JumpBackHash: Say Goodbye to the Modulo Operation to Distribute Keys Uniformly to Buckets

Otmar Ertl
2024-07-03
Abstract:The distribution of keys to a given number of buckets is a fundamental task in distributed data processing and storage. A simple, fast, and therefore popular approach is to map the hash values of keys to buckets based on the remainder after dividing by the number of buckets. Unfortunately, these mappings are not stable when the number of buckets changes, which can lead to severe spikes in system resource utilization, such as network or database requests. Consistent hash algorithms can minimize remappings, but are either significantly slower than the modulo-based approach, require floating-point arithmetic, or are based on a family of hash functions rarely available in standard libraries. This paper introduces JumpBackHash, which uses only integer arithmetic and a standard pseudorandom generator. Due to its speed and simple implementation, it can safely replace the modulo-based approach to improve assignment and system stability. A production-ready Java implementation of JumpBackHash has been released as part of the Hash4j open source library.

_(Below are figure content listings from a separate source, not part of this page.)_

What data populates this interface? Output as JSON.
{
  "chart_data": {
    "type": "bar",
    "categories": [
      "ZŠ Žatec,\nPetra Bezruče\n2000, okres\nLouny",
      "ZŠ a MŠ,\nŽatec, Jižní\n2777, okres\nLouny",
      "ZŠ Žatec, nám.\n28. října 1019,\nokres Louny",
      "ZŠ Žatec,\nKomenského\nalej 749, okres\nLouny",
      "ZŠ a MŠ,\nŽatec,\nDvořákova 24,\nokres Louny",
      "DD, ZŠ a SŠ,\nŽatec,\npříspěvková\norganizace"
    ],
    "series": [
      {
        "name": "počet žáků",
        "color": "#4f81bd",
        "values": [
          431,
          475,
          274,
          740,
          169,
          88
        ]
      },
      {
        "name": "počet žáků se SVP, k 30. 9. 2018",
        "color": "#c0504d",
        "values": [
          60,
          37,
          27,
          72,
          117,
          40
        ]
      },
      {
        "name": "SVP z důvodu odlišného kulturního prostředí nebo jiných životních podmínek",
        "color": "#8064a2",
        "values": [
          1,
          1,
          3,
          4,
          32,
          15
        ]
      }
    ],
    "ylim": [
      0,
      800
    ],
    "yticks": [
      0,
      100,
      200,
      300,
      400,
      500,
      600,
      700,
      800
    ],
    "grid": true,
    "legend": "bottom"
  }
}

Data Structures and Algorithms,Databases,Distributed, Parallel, and Cluster Computing
What problem does this paper attempt to address?

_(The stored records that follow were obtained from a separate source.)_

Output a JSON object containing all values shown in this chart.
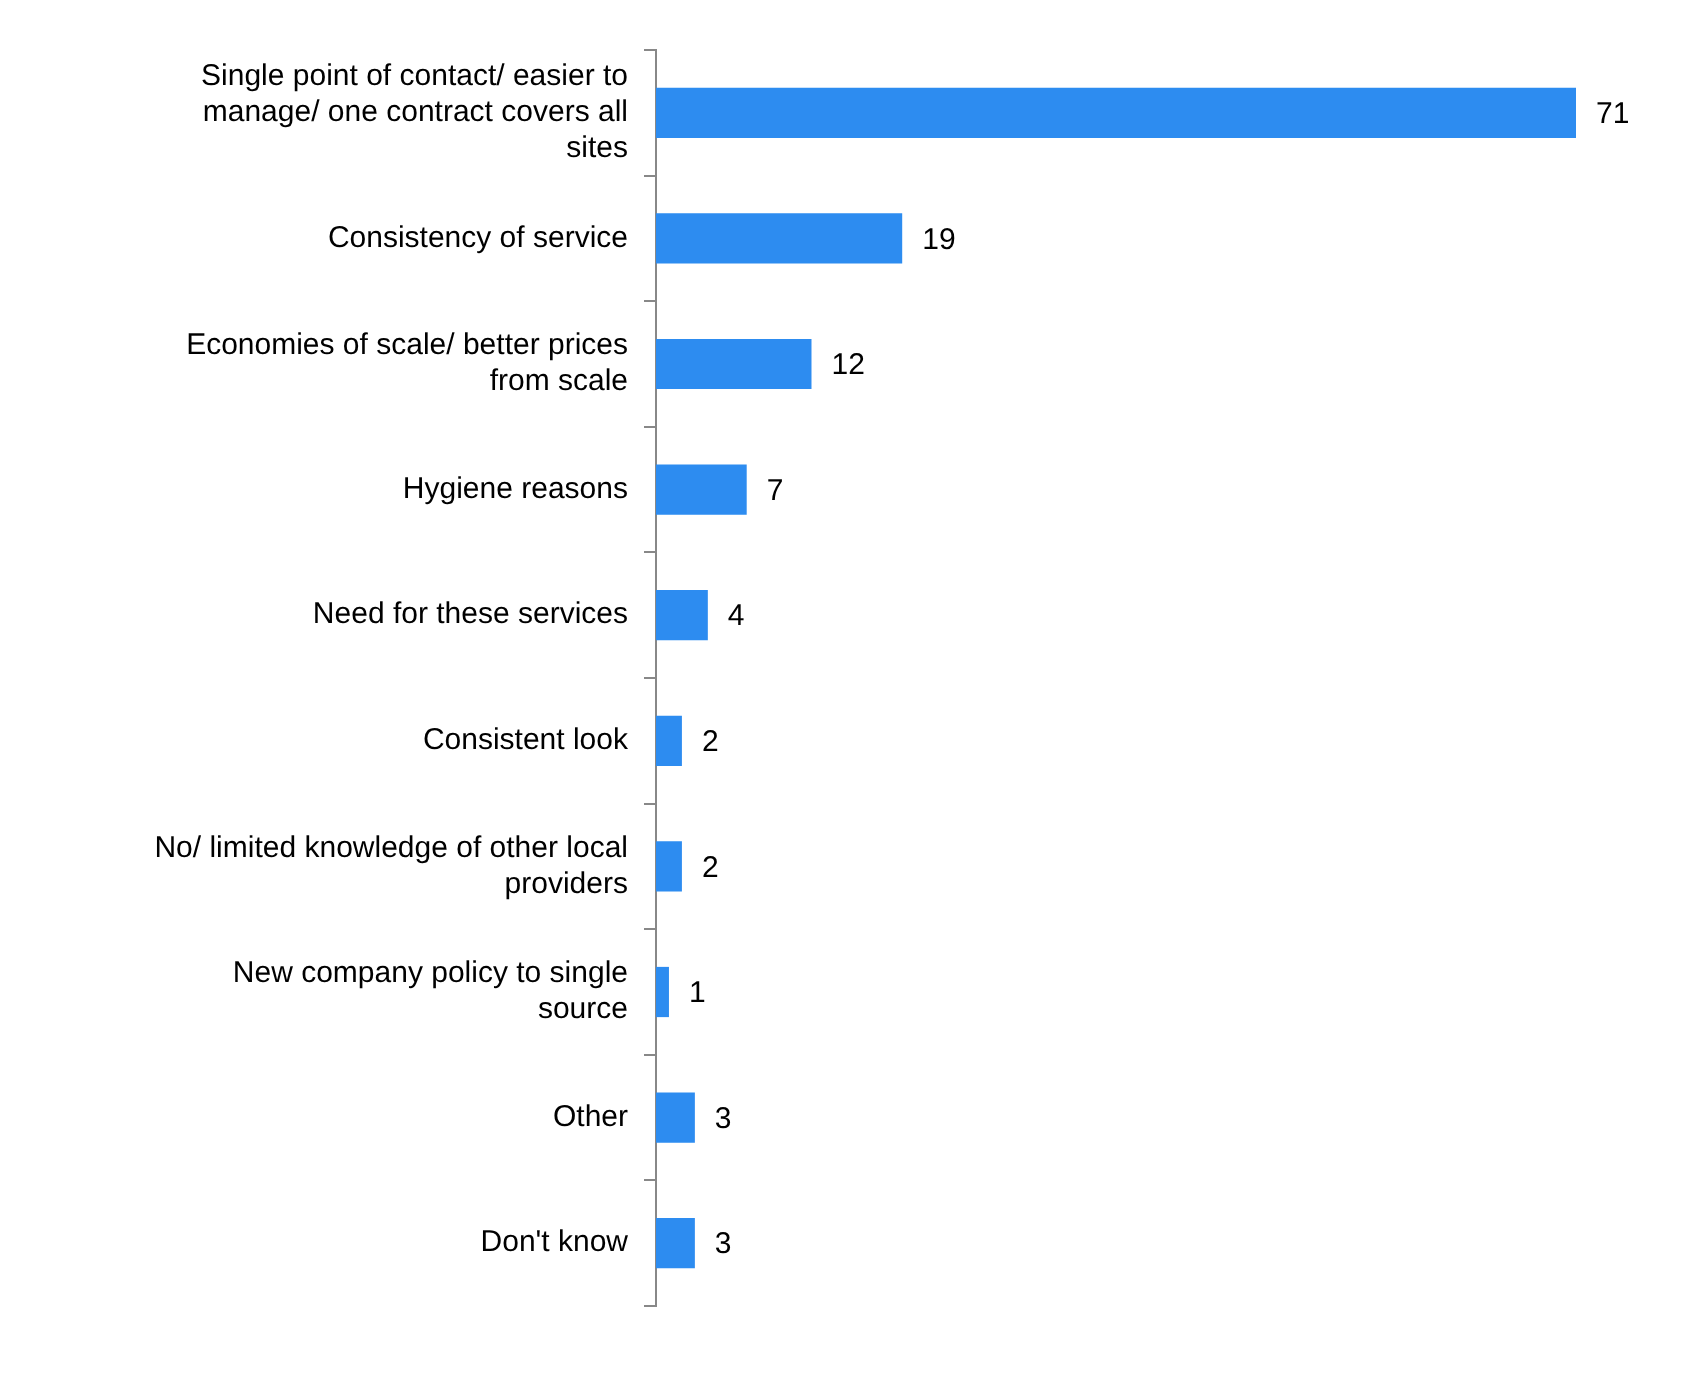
{
  "chart_data": {
    "type": "bar",
    "orientation": "horizontal",
    "tick_labels": "y",
    "categories": [
      "Single point of contact/ easier to manage/ one contract covers all sites",
      "Consistency of service",
      "Economies of scale/ better prices from scale",
      "Hygiene reasons",
      "Need for these services",
      "Consistent look",
      "No/ limited knowledge of other local providers",
      "New company policy to single source",
      "Other",
      "Don't know"
    ],
    "values": [
      71,
      19,
      12,
      7,
      4,
      2,
      2,
      1,
      3,
      3
    ],
    "color": "#2d8cf0",
    "data_labels": true,
    "legend": false
  }
}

The problem that this paper attempts to solve is: in distributed data processing and storage, how to evenly distribute keys into a given number of buckets, and when the number of buckets changes, minimize the number of keys to be re - allocated. Specifically: 1. **Background problems**: - In a distributed system, a hash function is usually used to map keys to specific buckets. - Although the traditional method based on modulo operation (\(k \mod n\)) is simple and fast, when the number of buckets changes, it will cause almost all keys to be re - allocated to different buckets, resulting in a peak in system resource utilization, such as a surge in network or database requests. 2. **Deficiencies of existing solutions**: - The consistent hashing algorithm can minimize the number of re - allocations, but these algorithms are either significantly slower than the method based on modulo operation, or require floating - point operations, or rely on uncommon hash function families in the standard library. 3. **The new method proposed in the paper**: - The paper introduces a new hash algorithm - JumpBackHash, which only uses integer operations and a standard pseudo - random generator. - The speed of JumpBackHash is comparable to that of the method based on modulo operation, but it can effectively reduce the re - allocation of keys, thereby improving the stability of distribution and the stability of the system. 4. **Specific objectives**: - Propose a hash algorithm that is both efficient and simple, which can minimize the number of re - allocations when the number of buckets changes while maintaining the even distribution of keys. - Ensure that this algorithm can be implemented with a standard pseudo - random generator and does not require floating - point operations. Through these improvements, JumpBackHash can safely replace the hash method based on modulo operation in a distributed system, thereby improving the performance and stability of the system.